Title : 54-year old men w/ cough and sputum
Date : November 1, 2011
Contributed by

Hyun ah Kim MD, Samsung medical center, Seoul, Korea

Patient History
Age/Sex 54-year old Male
Chief complaint Cough/Sputum
Present illness

On February, 2011, a previous healthy man was admitted to a local hospital with cough with sputum for 1 month. He had lived in America (Tenessee) on business for two years from 2007 to 2009. Chest plain radiograph showed a consolidation on right upper lobe.

Chest CT and Percutaneous transthoracic needle aspiration biopsy was done.

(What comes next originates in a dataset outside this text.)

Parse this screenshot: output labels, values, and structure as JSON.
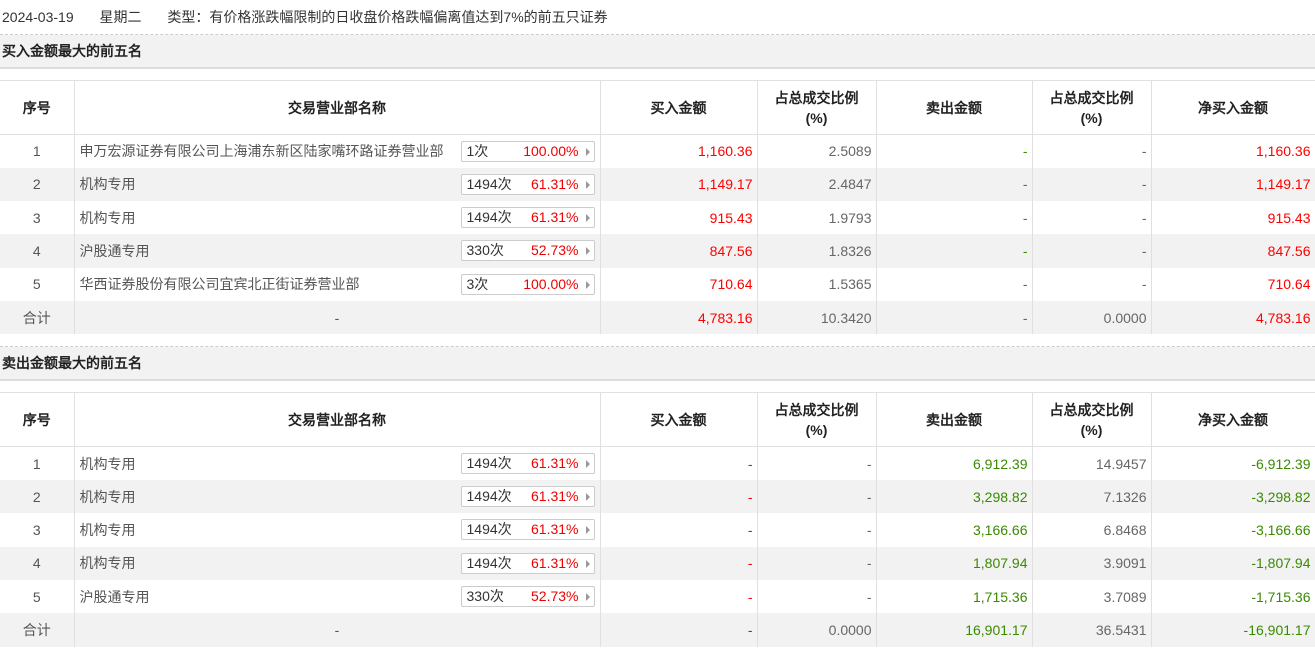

The biopsy result was chronic granulomatous inflammation, but AFB stain was negative.

He was diagnosed with pulmonary tuberculosis and started on anti-tuberculous medication . However he did not improve on anti-TB medication for two months. He even drained pus from the skin where transthoracic biopsy was done through. Chest plain radiograph and CT findings were compatible with empyema. Finally, he was recommended for resection of the right upper lung and transferred to this hospital on May 9, 2011. On June 9, 2011, He underwent Right upper lobe lobectomy, En bloc RML wedge resection and Pus sac evacuation. The biopsy showed chronic granulomatous inflammation with many multinucleated giant cells. PAS, GMS and Fontana Masson stain showed highlighting yeast form fungal organism.

Past medical history


Physical examination

Initial vital sign – BP 110/760 mmHg, BT 36.0℃, PR 84 bpm.

Pus drained from the previous biopsy site.

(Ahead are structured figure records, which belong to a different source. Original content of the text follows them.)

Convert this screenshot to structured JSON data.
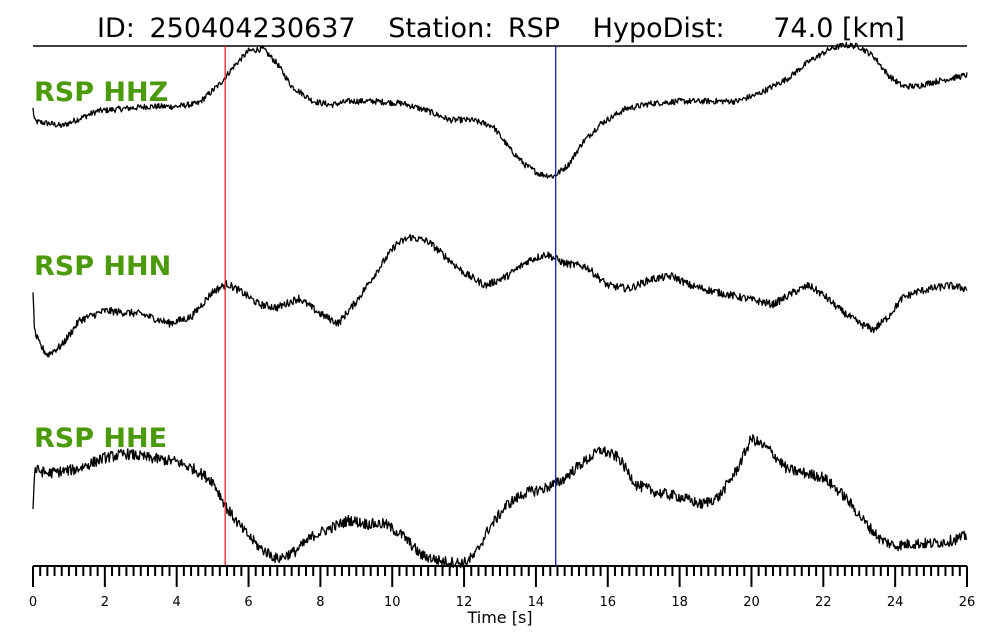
{
  "title": {
    "id_label": "ID:",
    "id_value": "250404230637",
    "station_label": "Station:",
    "station_value": "RSP",
    "dist_label": "HypoDist:",
    "dist_value": "74.0 [km]"
  },
  "chart_data": {
    "type": "line",
    "xlabel": "Time [s]",
    "xlim": [
      0,
      26
    ],
    "xticks": [
      0,
      2,
      4,
      6,
      8,
      10,
      12,
      14,
      16,
      18,
      20,
      22,
      24,
      26
    ],
    "minor_tick_step": 0.2,
    "grid": false,
    "legend": "none",
    "markers": [
      {
        "x": 5.35,
        "color": "#e02020"
      },
      {
        "x": 14.55,
        "color": "#1a1aa8"
      }
    ],
    "trace_color": "#000000",
    "label_color": "#4a9a0a",
    "series": [
      {
        "name": "RSP HHZ",
        "noise": 0.04,
        "x": [
          0,
          0.05,
          0.5,
          0.8,
          1.2,
          1.8,
          2.5,
          3.2,
          4,
          4.6,
          5.2,
          5.6,
          6,
          6.4,
          6.8,
          7.2,
          7.8,
          8.3,
          8.8,
          9.5,
          10.3,
          11,
          11.6,
          12.2,
          12.8,
          13.3,
          13.7,
          14.1,
          14.5,
          14.9,
          15.3,
          15.8,
          16.5,
          17.2,
          18,
          18.8,
          19.6,
          20.2,
          21,
          21.6,
          22.2,
          22.6,
          23,
          23.4,
          23.8,
          24.2,
          24.6,
          25,
          25.5,
          26
        ],
        "y": [
          0.15,
          -0.02,
          -0.05,
          -0.08,
          0.0,
          0.12,
          0.15,
          0.18,
          0.18,
          0.22,
          0.48,
          0.72,
          0.92,
          0.95,
          0.75,
          0.45,
          0.25,
          0.2,
          0.25,
          0.25,
          0.22,
          0.12,
          0.0,
          0.0,
          -0.08,
          -0.4,
          -0.6,
          -0.72,
          -0.75,
          -0.6,
          -0.3,
          -0.05,
          0.15,
          0.22,
          0.25,
          0.25,
          0.25,
          0.35,
          0.55,
          0.78,
          0.95,
          1.0,
          0.98,
          0.85,
          0.6,
          0.45,
          0.45,
          0.5,
          0.55,
          0.6
        ]
      },
      {
        "name": "RSP HHN",
        "noise": 0.06,
        "x": [
          0,
          0.05,
          0.2,
          0.4,
          0.8,
          1.3,
          2,
          3,
          3.8,
          4.4,
          5,
          5.4,
          5.8,
          6.3,
          6.8,
          7.4,
          8,
          8.5,
          9,
          9.6,
          10.1,
          10.5,
          11,
          11.5,
          12,
          12.6,
          13.2,
          13.8,
          14.3,
          14.8,
          15.4,
          16,
          16.6,
          17.2,
          17.8,
          18.3,
          19,
          19.8,
          20.6,
          21.2,
          21.6,
          22,
          22.5,
          23,
          23.4,
          23.8,
          24.2,
          24.6,
          25,
          25.5,
          26
        ],
        "y": [
          0.0,
          -0.6,
          -0.8,
          -0.95,
          -0.8,
          -0.4,
          -0.25,
          -0.3,
          -0.45,
          -0.35,
          0.05,
          0.18,
          0.05,
          -0.15,
          -0.2,
          -0.05,
          -0.3,
          -0.45,
          -0.1,
          0.4,
          0.8,
          0.92,
          0.85,
          0.6,
          0.35,
          0.15,
          0.3,
          0.55,
          0.65,
          0.5,
          0.45,
          0.15,
          0.1,
          0.25,
          0.3,
          0.15,
          0.05,
          -0.05,
          -0.15,
          0.05,
          0.15,
          0.0,
          -0.25,
          -0.45,
          -0.55,
          -0.35,
          -0.05,
          0.05,
          0.1,
          0.15,
          0.1
        ]
      },
      {
        "name": "RSP HHE",
        "noise": 0.07,
        "x": [
          0,
          0.05,
          0.4,
          1.2,
          2,
          2.6,
          3.2,
          4,
          4.5,
          5,
          5.4,
          5.8,
          6.3,
          6.8,
          7.3,
          7.8,
          8.3,
          8.8,
          9.3,
          9.8,
          10.3,
          10.8,
          11.4,
          12,
          12.3,
          12.7,
          13.2,
          13.7,
          14.2,
          14.7,
          15.2,
          15.8,
          16.3,
          16.8,
          17.4,
          18,
          18.6,
          19.1,
          19.6,
          20,
          20.5,
          21,
          21.5,
          22,
          22.6,
          23.2,
          23.6,
          24,
          24.5,
          25,
          25.5,
          26
        ],
        "y": [
          -0.3,
          0.2,
          0.15,
          0.2,
          0.35,
          0.4,
          0.35,
          0.3,
          0.2,
          0.05,
          -0.3,
          -0.55,
          -0.8,
          -0.95,
          -0.85,
          -0.65,
          -0.55,
          -0.45,
          -0.5,
          -0.5,
          -0.65,
          -0.9,
          -0.98,
          -1.0,
          -0.9,
          -0.55,
          -0.25,
          -0.1,
          -0.05,
          0.05,
          0.25,
          0.45,
          0.35,
          0.0,
          -0.1,
          -0.15,
          -0.25,
          -0.15,
          0.2,
          0.6,
          0.45,
          0.2,
          0.15,
          0.1,
          -0.15,
          -0.5,
          -0.7,
          -0.78,
          -0.75,
          -0.75,
          -0.72,
          -0.65
        ]
      }
    ]
  }
}
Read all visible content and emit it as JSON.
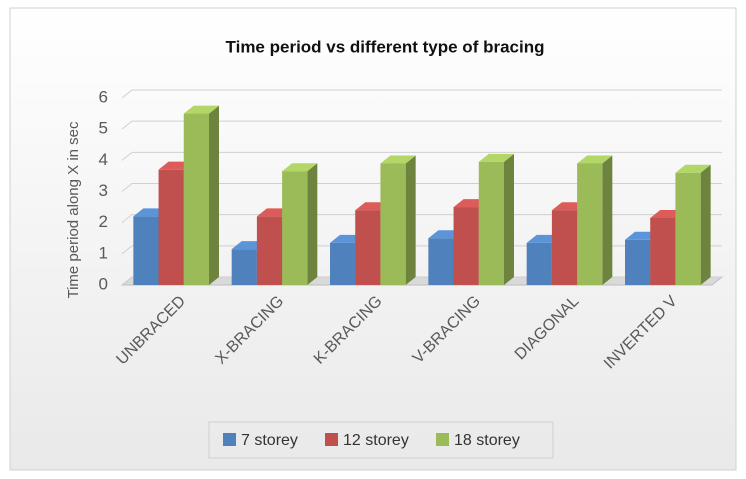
{
  "chart_data": {
    "type": "bar3d",
    "title": "Time period vs different type of bracing",
    "ylabel": "Time period along X in sec",
    "categories": [
      "UNBRACED",
      "X-BRACING",
      "K-BRACING",
      "V-BRACING",
      "DIAGONAL",
      "INVERTED V"
    ],
    "series": [
      {
        "name": "7 storey",
        "color": "#4f81bd",
        "values": [
          2.2,
          1.15,
          1.35,
          1.5,
          1.35,
          1.45
        ]
      },
      {
        "name": "12 storey",
        "color": "#c0504d",
        "values": [
          3.7,
          2.2,
          2.4,
          2.5,
          2.4,
          2.15
        ]
      },
      {
        "name": "18 storey",
        "color": "#9bbb59",
        "values": [
          5.5,
          3.65,
          3.9,
          3.95,
          3.9,
          3.6
        ]
      }
    ],
    "ylim": [
      0,
      6
    ],
    "yticks": [
      0,
      1,
      2,
      3,
      4,
      5,
      6
    ],
    "grid": true,
    "legend": "bottom"
  }
}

Decrease breathing sound on Rt. upper lung field

Initial laboratory findings

The CBC revealed 13650 (Neutrophil segmented 71%) >12<451000.

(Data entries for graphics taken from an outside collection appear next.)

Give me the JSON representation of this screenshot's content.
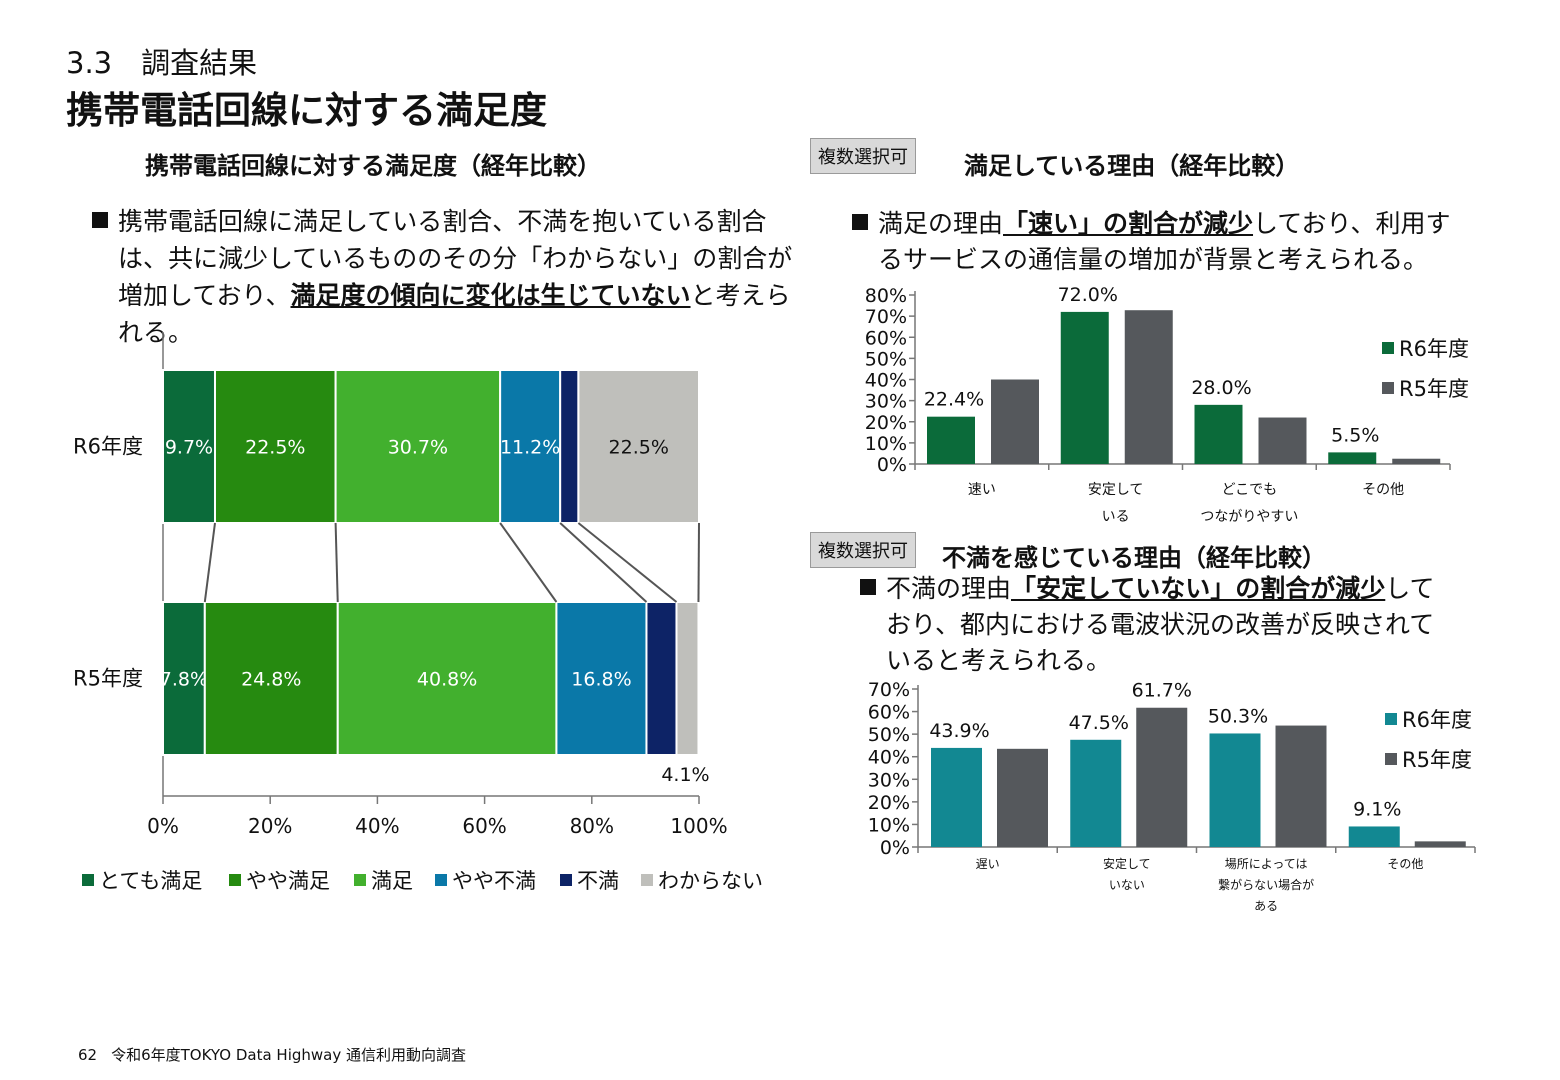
{
  "section": "3.3　調査結果",
  "title": "携帯電話回線に対する満足度",
  "left_panel": {
    "title": "携帯電話回線に対する満足度（経年比較）",
    "bullet": {
      "part1": "携帯電話回線に満足している割合、不満を抱いている割合は、共に減少しているもののその分「わからない」の割合が増加しており、",
      "highlight": "満足度の傾向に変化は生じていない",
      "part2": "と考えられる。"
    }
  },
  "right_top_panel": {
    "badge": "複数選択可",
    "title": "満足している理由（経年比較）",
    "bullet": {
      "part1": "満足の理由",
      "highlight1": "「速い」の割合が減少",
      "part2": "しており、利用するサービスの通信量の増加が背景と考えられる。"
    }
  },
  "right_bottom_panel": {
    "badge": "複数選択可",
    "title": "不満を感じている理由（経年比較）",
    "bullet": {
      "part1": "不満の理由",
      "highlight1": "「安定していない」の割合が減少",
      "part2": "しており、都内における電波状況の改善が反映されていると考えられる。"
    }
  },
  "footer": {
    "page": "62",
    "text": "令和6年度TOKYO Data Highway 通信利用動向調査"
  },
  "chart_data": [
    {
      "type": "bar",
      "orientation": "horizontal-stacked-100",
      "categories": [
        "R6年度",
        "R5年度"
      ],
      "series": [
        {
          "name": "とても満足",
          "values": [
            9.7,
            7.8
          ],
          "labels": [
            "9.7%",
            "7.8%"
          ],
          "color": "#0b6b3a",
          "label_color": "#ffffff"
        },
        {
          "name": "やや満足",
          "values": [
            22.5,
            24.8
          ],
          "labels": [
            "22.5%",
            "24.8%"
          ],
          "color": "#268a10",
          "label_color": "#ffffff"
        },
        {
          "name": "満足",
          "values": [
            30.7,
            40.8
          ],
          "labels": [
            "30.7%",
            "40.8%"
          ],
          "color": "#42b02e",
          "label_color": "#ffffff"
        },
        {
          "name": "やや不満",
          "values": [
            11.2,
            16.8
          ],
          "labels": [
            "11.2%",
            "16.8%"
          ],
          "color": "#0a78a8",
          "label_color": "#ffffff"
        },
        {
          "name": "不満",
          "values": [
            3.4,
            5.6
          ],
          "labels": [
            "",
            ""
          ],
          "color": "#0d2366",
          "label_color": "#ffffff"
        },
        {
          "name": "わからない",
          "values": [
            22.5,
            4.1
          ],
          "labels": [
            "22.5%",
            "4.1%"
          ],
          "color": "#bfbfbb",
          "label_color": "#111111"
        }
      ],
      "xlim": [
        0,
        100
      ],
      "xticks": [
        "0%",
        "20%",
        "40%",
        "60%",
        "80%",
        "100%"
      ],
      "legend": "bottom"
    },
    {
      "type": "bar",
      "categories": [
        "速い",
        "安定して\nいる",
        "どこでも\nつながりやすい",
        "その他"
      ],
      "series": [
        {
          "name": "R6年度",
          "values": [
            22.4,
            72.0,
            28.0,
            5.5
          ],
          "labels": [
            "22.4%",
            "72.0%",
            "28.0%",
            "5.5%"
          ],
          "color": "#0b6b3a"
        },
        {
          "name": "R5年度",
          "values": [
            40.0,
            72.8,
            22.0,
            2.5
          ],
          "color": "#55585c"
        }
      ],
      "ylim": [
        0,
        80
      ],
      "yticks": [
        "0%",
        "10%",
        "20%",
        "30%",
        "40%",
        "50%",
        "60%",
        "70%",
        "80%"
      ],
      "legend": "right"
    },
    {
      "type": "bar",
      "categories": [
        "遅い",
        "安定して\nいない",
        "場所によっては\n繋がらない場合が\nある",
        "その他"
      ],
      "series": [
        {
          "name": "R6年度",
          "values": [
            43.9,
            47.5,
            50.3,
            9.1
          ],
          "labels": [
            "43.9%",
            "47.5%",
            "50.3%",
            "9.1%"
          ],
          "color": "#128892"
        },
        {
          "name": "R5年度",
          "values": [
            43.5,
            61.7,
            53.8,
            2.5
          ],
          "labels": [
            "",
            "61.7%",
            "",
            ""
          ],
          "color": "#55585c"
        }
      ],
      "ylim": [
        0,
        70
      ],
      "yticks": [
        "0%",
        "10%",
        "20%",
        "30%",
        "40%",
        "50%",
        "60%",
        "70%"
      ],
      "legend": "right"
    }
  ]
}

The ESR was 120 mm/h and CRP 6.88 mg/dl. The level of AST/ALT was 16/8 IU/L and BUN/Cr was 15.2/0.76 mg/dl.

BAL fluid AGB stain (-) , culture (-) ,MTB PCR (-) galactomannan 0.33

Radiologic findings
Hospital course

After the diagnosis of blastomycosis, we began to treat the patient with itraconazole syrup on June 201. Currently, he’s been on anti-fungal treatment with itraconazole for 4 months and asymptomatic. The last chest plain radiograph showed no new infiltration.